A palavra livre de hoje na sessão da Câmara, quando um vereador fala o que quer sobre tema de própria escolha, vinha sendo o mais do mesmo, até que a parlamentar Rosilani do Renê usou da tribuna e o momento para dar o seu grito de liberdade. A vereadora, em discurso apaixonado, clamou por ajuda e pediu: “O prefeito tem que declarar estado de calamidade pública na Saúde”. Acompanhe na íntegra a fala de Rosilani, que colocou fogo na planéria, abaixo:

Nosso povo está morrendo. Existe uma grande epidemia de chikungunya na cidade. Precisamos buscar ajuda. O povo pra ser atendido, precisa ir a fila para nas madrugadas, pra ser atendido 2 dias depois. Nós precisamos lutar por nossa cidade, pelo povo.




Um pai me ligou com o filho vomitando sangue no pronto atendimento, deram uma dipirona e mandaram embora. Isso pra depois ter que ir pra fila, em caso de emergência. Estamos falando de gente, ser humano. Isso é uma humilhação. O povo não merece isso. Eu tive que ficar quieta, porque é verdade. Chega de dizer que a culpa é do governo passado, nosso problema é hoje. O nosso problema é agora, não ontem. Tomem atitude.

Precisamos buscar socorro. Vamos a quem pode nos ajudar. Decretar estado de calamidade pública. Não adiante o líder do governo ou qualquer vir aqui dizer que a culpa é do governo passado. Ao invés disso, ligue para o prefeito, pois somente ele tem o poder da caneta para assinar o decreto e salvar vidas.

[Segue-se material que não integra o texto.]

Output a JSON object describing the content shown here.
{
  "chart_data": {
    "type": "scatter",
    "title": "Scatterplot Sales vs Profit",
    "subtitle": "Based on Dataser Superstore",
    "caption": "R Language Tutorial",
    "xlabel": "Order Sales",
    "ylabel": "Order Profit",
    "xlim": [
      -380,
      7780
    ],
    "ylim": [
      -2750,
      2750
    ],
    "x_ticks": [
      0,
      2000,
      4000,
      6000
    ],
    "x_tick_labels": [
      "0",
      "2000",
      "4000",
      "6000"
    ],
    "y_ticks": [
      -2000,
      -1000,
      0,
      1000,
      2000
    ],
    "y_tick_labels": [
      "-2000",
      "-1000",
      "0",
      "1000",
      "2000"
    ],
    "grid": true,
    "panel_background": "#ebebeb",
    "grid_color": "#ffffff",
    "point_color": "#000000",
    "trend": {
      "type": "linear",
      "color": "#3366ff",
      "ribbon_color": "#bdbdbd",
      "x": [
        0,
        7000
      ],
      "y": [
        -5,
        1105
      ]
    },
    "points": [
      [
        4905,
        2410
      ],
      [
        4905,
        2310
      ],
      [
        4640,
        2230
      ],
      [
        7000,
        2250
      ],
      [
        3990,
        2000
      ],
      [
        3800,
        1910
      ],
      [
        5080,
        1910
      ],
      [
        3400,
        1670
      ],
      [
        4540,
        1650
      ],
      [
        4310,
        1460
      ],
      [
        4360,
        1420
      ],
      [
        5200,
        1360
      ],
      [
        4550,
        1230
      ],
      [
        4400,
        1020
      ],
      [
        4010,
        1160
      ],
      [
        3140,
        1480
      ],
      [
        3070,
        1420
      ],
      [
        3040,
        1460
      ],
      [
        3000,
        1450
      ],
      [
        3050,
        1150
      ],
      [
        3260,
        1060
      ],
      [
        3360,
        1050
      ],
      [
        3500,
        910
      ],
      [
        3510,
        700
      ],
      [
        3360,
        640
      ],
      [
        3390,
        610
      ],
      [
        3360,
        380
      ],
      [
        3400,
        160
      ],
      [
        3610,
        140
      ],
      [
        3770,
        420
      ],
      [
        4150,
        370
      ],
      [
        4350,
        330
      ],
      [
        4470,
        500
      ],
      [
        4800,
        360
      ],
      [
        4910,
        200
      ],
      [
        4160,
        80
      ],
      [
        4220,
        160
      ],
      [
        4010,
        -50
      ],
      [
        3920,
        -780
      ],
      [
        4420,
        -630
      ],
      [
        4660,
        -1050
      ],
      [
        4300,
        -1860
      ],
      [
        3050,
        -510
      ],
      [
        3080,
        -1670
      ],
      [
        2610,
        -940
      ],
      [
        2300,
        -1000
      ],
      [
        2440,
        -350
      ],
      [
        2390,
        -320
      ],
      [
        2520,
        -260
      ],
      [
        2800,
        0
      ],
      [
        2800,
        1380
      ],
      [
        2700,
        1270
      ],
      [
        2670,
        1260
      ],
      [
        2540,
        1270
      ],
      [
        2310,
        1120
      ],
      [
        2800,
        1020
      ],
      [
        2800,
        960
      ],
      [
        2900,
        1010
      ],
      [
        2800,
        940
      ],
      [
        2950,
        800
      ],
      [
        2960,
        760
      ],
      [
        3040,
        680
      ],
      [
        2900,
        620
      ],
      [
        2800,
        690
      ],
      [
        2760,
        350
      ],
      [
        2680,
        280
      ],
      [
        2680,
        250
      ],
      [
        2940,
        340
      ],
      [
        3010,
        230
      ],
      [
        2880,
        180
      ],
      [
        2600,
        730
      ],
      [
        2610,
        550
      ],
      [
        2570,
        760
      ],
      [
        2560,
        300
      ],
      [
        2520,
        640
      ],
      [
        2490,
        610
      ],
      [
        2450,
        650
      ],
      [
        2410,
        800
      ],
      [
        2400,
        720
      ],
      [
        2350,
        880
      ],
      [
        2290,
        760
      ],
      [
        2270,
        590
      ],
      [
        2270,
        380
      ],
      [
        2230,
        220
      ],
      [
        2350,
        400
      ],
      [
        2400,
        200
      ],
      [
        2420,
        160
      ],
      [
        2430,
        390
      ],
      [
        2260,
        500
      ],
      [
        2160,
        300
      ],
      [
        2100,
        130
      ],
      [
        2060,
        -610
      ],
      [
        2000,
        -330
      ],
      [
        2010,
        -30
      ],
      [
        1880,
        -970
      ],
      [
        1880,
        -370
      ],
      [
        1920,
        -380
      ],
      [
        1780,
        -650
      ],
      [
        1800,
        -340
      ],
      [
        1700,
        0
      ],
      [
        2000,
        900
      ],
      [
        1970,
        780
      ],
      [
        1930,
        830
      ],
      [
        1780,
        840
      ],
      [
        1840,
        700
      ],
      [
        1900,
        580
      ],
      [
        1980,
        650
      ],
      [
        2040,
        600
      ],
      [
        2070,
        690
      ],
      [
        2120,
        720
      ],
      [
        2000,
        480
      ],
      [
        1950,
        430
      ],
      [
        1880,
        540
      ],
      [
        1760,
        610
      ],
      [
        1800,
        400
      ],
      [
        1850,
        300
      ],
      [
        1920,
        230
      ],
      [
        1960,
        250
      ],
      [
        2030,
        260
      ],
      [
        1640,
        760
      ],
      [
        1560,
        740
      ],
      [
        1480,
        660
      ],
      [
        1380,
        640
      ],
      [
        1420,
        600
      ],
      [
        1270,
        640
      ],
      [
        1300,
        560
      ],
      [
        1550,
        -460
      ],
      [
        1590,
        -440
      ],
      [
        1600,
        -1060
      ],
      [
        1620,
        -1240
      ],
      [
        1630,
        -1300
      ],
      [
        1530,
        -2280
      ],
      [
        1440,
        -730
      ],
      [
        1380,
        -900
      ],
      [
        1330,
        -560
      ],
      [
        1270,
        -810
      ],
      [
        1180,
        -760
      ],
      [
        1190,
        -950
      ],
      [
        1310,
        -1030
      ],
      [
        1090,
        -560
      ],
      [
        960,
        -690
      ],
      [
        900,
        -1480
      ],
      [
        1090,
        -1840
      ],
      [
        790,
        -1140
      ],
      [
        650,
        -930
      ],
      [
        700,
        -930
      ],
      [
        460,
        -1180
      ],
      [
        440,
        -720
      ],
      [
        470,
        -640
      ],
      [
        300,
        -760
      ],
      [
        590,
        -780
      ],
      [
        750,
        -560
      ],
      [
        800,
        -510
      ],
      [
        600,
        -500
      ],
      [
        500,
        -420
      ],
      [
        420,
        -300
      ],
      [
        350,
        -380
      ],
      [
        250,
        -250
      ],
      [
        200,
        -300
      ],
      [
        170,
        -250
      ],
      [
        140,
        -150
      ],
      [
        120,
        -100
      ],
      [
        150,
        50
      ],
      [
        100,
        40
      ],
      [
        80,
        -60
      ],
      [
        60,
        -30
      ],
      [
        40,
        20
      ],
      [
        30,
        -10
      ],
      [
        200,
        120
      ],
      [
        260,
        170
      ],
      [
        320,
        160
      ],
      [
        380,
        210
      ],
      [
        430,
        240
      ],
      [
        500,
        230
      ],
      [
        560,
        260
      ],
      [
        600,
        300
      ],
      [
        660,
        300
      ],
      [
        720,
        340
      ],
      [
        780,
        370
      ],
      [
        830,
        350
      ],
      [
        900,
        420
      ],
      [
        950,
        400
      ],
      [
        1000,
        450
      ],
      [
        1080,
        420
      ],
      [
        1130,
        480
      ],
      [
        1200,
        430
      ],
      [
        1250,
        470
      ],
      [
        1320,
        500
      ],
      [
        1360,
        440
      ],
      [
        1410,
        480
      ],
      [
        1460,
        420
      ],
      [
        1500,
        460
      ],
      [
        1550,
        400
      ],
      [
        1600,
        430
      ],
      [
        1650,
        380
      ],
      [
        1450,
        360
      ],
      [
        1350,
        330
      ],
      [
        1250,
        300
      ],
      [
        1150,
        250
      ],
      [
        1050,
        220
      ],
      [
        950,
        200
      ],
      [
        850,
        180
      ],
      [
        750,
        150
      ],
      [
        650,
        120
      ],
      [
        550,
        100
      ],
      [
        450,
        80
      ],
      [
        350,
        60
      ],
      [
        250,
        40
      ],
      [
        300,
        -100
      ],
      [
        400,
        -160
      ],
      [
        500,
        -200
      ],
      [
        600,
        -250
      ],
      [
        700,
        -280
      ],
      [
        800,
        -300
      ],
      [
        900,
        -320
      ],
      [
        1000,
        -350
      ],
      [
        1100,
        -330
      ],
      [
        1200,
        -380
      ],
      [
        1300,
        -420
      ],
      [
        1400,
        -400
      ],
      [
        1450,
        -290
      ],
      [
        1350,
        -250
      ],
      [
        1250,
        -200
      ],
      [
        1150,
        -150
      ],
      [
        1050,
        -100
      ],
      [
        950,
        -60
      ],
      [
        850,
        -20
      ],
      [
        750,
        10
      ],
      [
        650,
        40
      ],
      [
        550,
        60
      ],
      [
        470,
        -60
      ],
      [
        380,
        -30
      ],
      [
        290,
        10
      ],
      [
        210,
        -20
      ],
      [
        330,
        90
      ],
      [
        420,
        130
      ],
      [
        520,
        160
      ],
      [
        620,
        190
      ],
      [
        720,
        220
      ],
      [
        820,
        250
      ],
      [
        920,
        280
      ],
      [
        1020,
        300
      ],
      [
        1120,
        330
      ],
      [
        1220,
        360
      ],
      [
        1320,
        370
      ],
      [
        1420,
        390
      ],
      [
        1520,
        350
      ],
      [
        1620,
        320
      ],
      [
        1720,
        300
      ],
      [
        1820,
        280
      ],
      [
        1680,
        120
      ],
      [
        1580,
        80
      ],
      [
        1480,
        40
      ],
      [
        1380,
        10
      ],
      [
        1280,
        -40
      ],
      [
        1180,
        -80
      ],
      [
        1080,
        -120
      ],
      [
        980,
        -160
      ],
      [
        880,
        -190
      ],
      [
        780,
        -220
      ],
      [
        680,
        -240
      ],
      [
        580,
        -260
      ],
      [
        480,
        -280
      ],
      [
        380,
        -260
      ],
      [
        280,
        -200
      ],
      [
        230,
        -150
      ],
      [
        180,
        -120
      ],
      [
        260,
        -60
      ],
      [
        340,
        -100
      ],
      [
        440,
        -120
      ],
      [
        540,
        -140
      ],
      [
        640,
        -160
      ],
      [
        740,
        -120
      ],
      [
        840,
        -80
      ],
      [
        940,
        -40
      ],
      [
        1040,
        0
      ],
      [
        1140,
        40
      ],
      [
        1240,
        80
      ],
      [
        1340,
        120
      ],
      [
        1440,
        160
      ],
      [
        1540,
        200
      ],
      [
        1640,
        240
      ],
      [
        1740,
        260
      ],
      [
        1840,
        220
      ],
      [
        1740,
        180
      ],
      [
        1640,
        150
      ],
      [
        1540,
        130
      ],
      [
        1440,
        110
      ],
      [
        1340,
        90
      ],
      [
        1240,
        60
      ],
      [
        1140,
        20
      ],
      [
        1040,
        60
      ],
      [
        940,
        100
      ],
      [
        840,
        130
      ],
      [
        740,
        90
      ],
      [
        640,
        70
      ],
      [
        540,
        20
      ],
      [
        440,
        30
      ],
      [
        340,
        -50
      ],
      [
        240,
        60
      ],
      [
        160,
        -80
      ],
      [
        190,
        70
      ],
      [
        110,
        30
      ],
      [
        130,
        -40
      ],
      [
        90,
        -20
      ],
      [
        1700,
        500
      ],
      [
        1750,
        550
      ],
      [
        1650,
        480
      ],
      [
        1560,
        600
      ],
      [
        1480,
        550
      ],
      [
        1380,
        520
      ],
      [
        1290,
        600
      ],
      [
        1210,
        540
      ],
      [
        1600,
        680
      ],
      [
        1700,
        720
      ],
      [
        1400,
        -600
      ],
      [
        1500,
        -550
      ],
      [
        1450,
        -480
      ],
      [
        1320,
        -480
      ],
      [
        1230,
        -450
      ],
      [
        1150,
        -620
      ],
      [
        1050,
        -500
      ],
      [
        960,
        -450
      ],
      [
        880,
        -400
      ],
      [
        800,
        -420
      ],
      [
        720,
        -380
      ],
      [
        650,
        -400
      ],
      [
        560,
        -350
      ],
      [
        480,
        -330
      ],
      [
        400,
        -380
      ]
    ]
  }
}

Chega de ficarmos calados. Aqueles que são base, nada contra o prefeito, a pessoa dele. Mas quem nos colocou aqui foi o povo. Precisamos de hospitais de campanha no nosso município.Não tem soro no hospital. E nós estamos aqui calados vendo tudo isso sem fazer nada pra mudar. Precisamos ser humildes pra pedir socorro pra nossa Saúde. O nosso povo tá morrendo e não quero ser responsável pelo sangue de ninguém.
  • 900 milhões em Calamidade:
Lembrando que o prefeito Rafael Diniz é o que mais gasta na Saúde em toda história do município, quase 900 milhões de reais. Metade do valor é gasto só com funcionários. Vitória, capital do Espírito Santo, por exemplo, investe por volta de 400 milhões, com uma Saúde Municipal reconhecidamente mais eficaz e eficiente que a nossa.
Depois da reflexão acima, a indagação que fica é a seguinte. Para onde está indo os milhões “investidos”? Pois a Saúde no município está longe de corresponder a expectativa da grana aplicada. A vereadora pede Estado de Calamidade na Saúde mais rica e menos efetiva de nossa história.